He paused for effect. He had a hard face, an iron-grey fringe of beard with a clean-shaved upper lip. Great lamps on thick gold chains hung over his head, concentrating light on him. From his throne at the right of the preacher’s podium, Lord Reesh looked on him with approval.
“They came in numbers uncountable,” Orth resumed. “They came like locusts, say the Scriptures: like a flood. They starved the city for a year; no one could get in or out. And then a traitor opened one of the sally ports to them. A handful of invaders entered the city by stealth, overwhelmed the guard at the Commerce Gate, and threw the doors open; and the Heathen host poured into the city. They slew with the sword until the streets were choked with corpses and the gutters ran with blood. They put the city to the torch. How it burned! Nor did they leave off until they had destroyed everything: the whole city had to be rebuilt.

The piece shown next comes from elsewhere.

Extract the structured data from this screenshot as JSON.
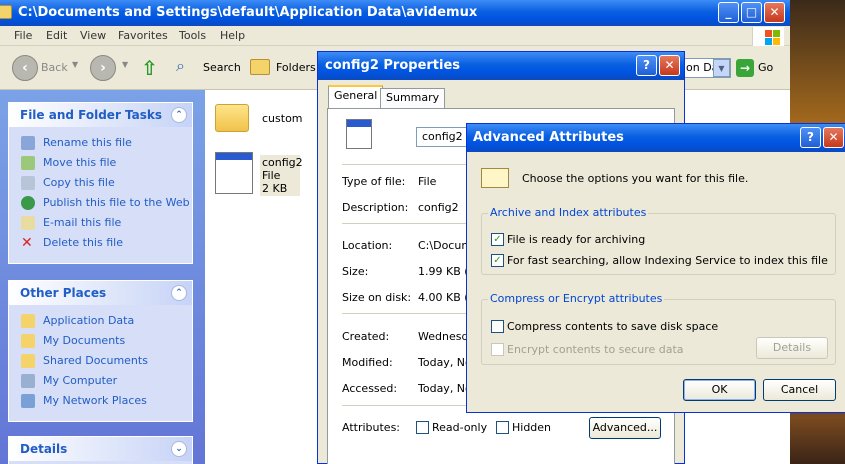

“Now they are about to come again, in power and might and number greater than the world has ever seen. Their aim is to destroy this city and leave uninhabitable ruins on both sides of the river. That’s why I want you to take a good look at what’s left of the old city. That’s what this city, your city, will look like, if the Heathen have their way. And they are coming—soon!”
He held the crowd in silence; they waited on his every word.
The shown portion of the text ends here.